La députée provinciale Paule Robitaille, qui a annoncé son retrait de la vie politique, s’est rendue à nouveau sur le terrain en Ukraine, un pays qu’elle a souvent visité alors qu’elle vivait en Russie. L’ancienne journaliste nous parle de l’impact du conflit sur la jeunesse ukrainienne et des attentes envers le premier ministre Justin Trudeau, qui participe au sommet du G7 aujourd’hui.
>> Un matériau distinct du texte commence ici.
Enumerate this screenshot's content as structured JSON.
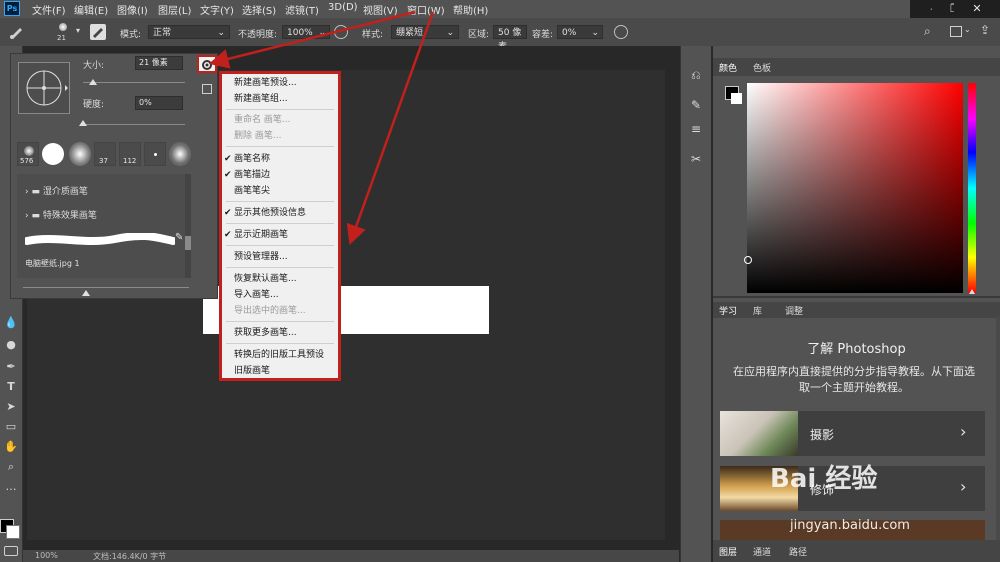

(Lviv, Ukraine) De Lviv, tout près de la Pologne, le front est très loin à 1200 km à l’est, plus loin que Havre-Saint-Pierre pour Montréal. Par un magnifique samedi de juin, sur la grande place de l’Opéra, les enfants courent à travers les jets d’eau d’une fontaine élaborée. Un groupe joue une musique techno. On dirait une ville européenne comme les autres. Et pourtant, lorsqu’on s’attarde un peu à Lviv, on voit la guerre partout ; sur les affiches qui tapissent les murs de la ville médiévale, sur la grande place de l’hôtel de ville qui exhibe la carcasse d’un avion russe abattu récemment, mais surtout elle pleure ses soldats à la cathédrale militaire au cœur de la cité.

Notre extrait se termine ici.